Even though the gurus, analysts, pundits, money bloggers, newsletter writers and journalists are bombarding the internet, radio, TV and every other media source with news of the next collapse, you can get through it if you boldly follow these six rules.
- Maintain a rational amount of liquid savings for unexpected emergencies. The kitchen appliance that fails, the sudden dental procedure or the broken-down car that must be dealt with can all be handled without cashing in a portfolio—or heaven-forbid—your 401(k) plan. Take a measure of your insurance policies (medical, auto, homeowners or renters, disability, etc.) and total the deductibles and co-insurance liability. If you work in an industry with less job security than you would like, consider how much money you’d need to stay afloat until you land a new position—days, weeks or months. Be conservative and make sure your savings will get you through that transition.
- When it comes to your investments, be sensible. If you are investing money you need in the next five years or so—say for a down payment on a house, or to pay for a wedding or a car—you simply cannot put that money in stocks, no matter how “blue chip” they are. The risk far outweighs the potential gains. If it makes you miserable to see that money earning near zero, think about how you’d feel if the money you were counting on is reduced by a big number in a down year. Or two or three. Yes, you will forgo the upside, but the volatility that exists in the global market place is just too big to be considered sensible.
- Stop checking your accounts frequently. If you’re invested sensibly for the long term—think asset class investing or indexing—why bother? If you’re in your 30’s or 40’s and you’re checking your retirement account, you’ll either feel good or bad. But either emotion is wasted since the value on your statement is completely irrelevant to your long-term expected outcome. The same holds true—regardless of your age—if you expect to extract money in retirement as a stream of payments over time vs a lump sum.
- Take stock of what you’re doing right. If you are working from a well-conceived financial plan, than you should feel pretty darn good that you’re following a path that considers your goals, risk tolerance, time horizon and—most especially—your values. That is something to celebrate in a big way! It’s like the syllabus your teacher handed out on the first day of class. It described what the class was going to cover, what materials you needed, the action steps required and the outcomes. The only difference in a properly built financial plan is that you are the creator in concert with your planner.

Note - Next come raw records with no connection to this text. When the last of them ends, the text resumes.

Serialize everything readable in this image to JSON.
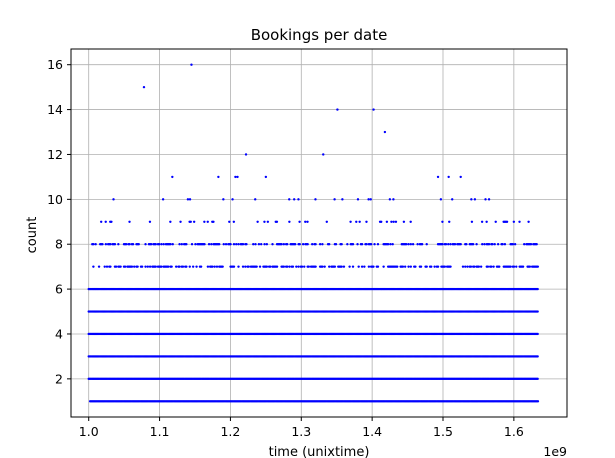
{
  "chart_data": {
    "type": "scatter",
    "title": "Bookings per date",
    "xlabel": "time (unixtime)",
    "ylabel": "count",
    "x_offset_text": "1e9",
    "xlim": [
      0.975,
      1.675
    ],
    "ylim": [
      0.3,
      16.7
    ],
    "x_ticks": [
      1.0,
      1.1,
      1.2,
      1.3,
      1.4,
      1.5,
      1.6
    ],
    "x_tick_labels": [
      "1.0",
      "1.1",
      "1.2",
      "1.3",
      "1.4",
      "1.5",
      "1.6"
    ],
    "y_ticks": [
      2,
      4,
      6,
      8,
      10,
      12,
      14,
      16
    ],
    "y_tick_labels": [
      "2",
      "4",
      "6",
      "8",
      "10",
      "12",
      "14",
      "16"
    ],
    "grid": true,
    "marker_color": "#0000ff",
    "series": [
      {
        "x_range": [
          1.0,
          1.635
        ],
        "dense_rows": [
          {
            "y": 1,
            "from": 1.002,
            "to": 1.635
          },
          {
            "y": 2,
            "from": 1.0,
            "to": 1.635
          },
          {
            "y": 3,
            "from": 1.0,
            "to": 1.635
          },
          {
            "y": 4,
            "from": 1.0,
            "to": 1.635
          },
          {
            "y": 5,
            "from": 1.0,
            "to": 1.635
          },
          {
            "y": 6,
            "from": 1.0,
            "to": 1.635
          }
        ],
        "sparse_rows": [
          {
            "y": 7,
            "from": 1.005,
            "to": 1.635,
            "density": 0.55
          },
          {
            "y": 8,
            "from": 1.005,
            "to": 1.635,
            "density": 0.5
          },
          {
            "y": 9,
            "from": 1.008,
            "to": 1.635,
            "density": 0.12
          }
        ],
        "points": [
          {
            "x": 1.035,
            "y": 10
          },
          {
            "x": 1.078,
            "y": 15
          },
          {
            "x": 1.105,
            "y": 10
          },
          {
            "x": 1.118,
            "y": 11
          },
          {
            "x": 1.14,
            "y": 10
          },
          {
            "x": 1.143,
            "y": 10
          },
          {
            "x": 1.145,
            "y": 16
          },
          {
            "x": 1.183,
            "y": 11
          },
          {
            "x": 1.19,
            "y": 10
          },
          {
            "x": 1.203,
            "y": 10
          },
          {
            "x": 1.207,
            "y": 11
          },
          {
            "x": 1.21,
            "y": 11
          },
          {
            "x": 1.222,
            "y": 12
          },
          {
            "x": 1.235,
            "y": 10
          },
          {
            "x": 1.25,
            "y": 11
          },
          {
            "x": 1.283,
            "y": 10
          },
          {
            "x": 1.29,
            "y": 10
          },
          {
            "x": 1.296,
            "y": 10
          },
          {
            "x": 1.32,
            "y": 10
          },
          {
            "x": 1.331,
            "y": 12
          },
          {
            "x": 1.347,
            "y": 10
          },
          {
            "x": 1.351,
            "y": 14
          },
          {
            "x": 1.358,
            "y": 10
          },
          {
            "x": 1.38,
            "y": 10
          },
          {
            "x": 1.395,
            "y": 10
          },
          {
            "x": 1.398,
            "y": 10
          },
          {
            "x": 1.402,
            "y": 14
          },
          {
            "x": 1.418,
            "y": 13
          },
          {
            "x": 1.425,
            "y": 10
          },
          {
            "x": 1.43,
            "y": 10
          },
          {
            "x": 1.493,
            "y": 11
          },
          {
            "x": 1.497,
            "y": 10
          },
          {
            "x": 1.508,
            "y": 11
          },
          {
            "x": 1.513,
            "y": 10
          },
          {
            "x": 1.525,
            "y": 11
          },
          {
            "x": 1.54,
            "y": 10
          },
          {
            "x": 1.545,
            "y": 10
          },
          {
            "x": 1.56,
            "y": 10
          },
          {
            "x": 1.565,
            "y": 10
          }
        ]
      }
    ]
  }
}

- Feel good about your success. When you’re on a path that aligns with what is most important to you and your family, it’s empowering. You’re providing comfort and richness—you haven’t left what’s really important to chance. And it’s vital to feel that richness in your life
- Keep at it. Life has a way of bringing events and situations that necessitate adjustment and resilience: a new baby, a lost job, a bonus, an illness, a new spouse or an untimely death or divorce. You’ll want to continue to amend and update your plan to reflect your situation, experience and beliefs.
When the markets are swinging wildly and you’re bombarded with words like “recession”, “plunges”, “turmoil” and “free-fall” just know that there is nothing you can do about it. AND, any action you take in terms of your investment portfolio is probably wrong.
If you have a plan in place that includes an appropriate liquid side fund, you can ignore the babble and live your life, celebrating your unwillingness to buy into the hysteria. Knowing that you can get through temporary market turmoil will enhance your ability to feel rich indeed.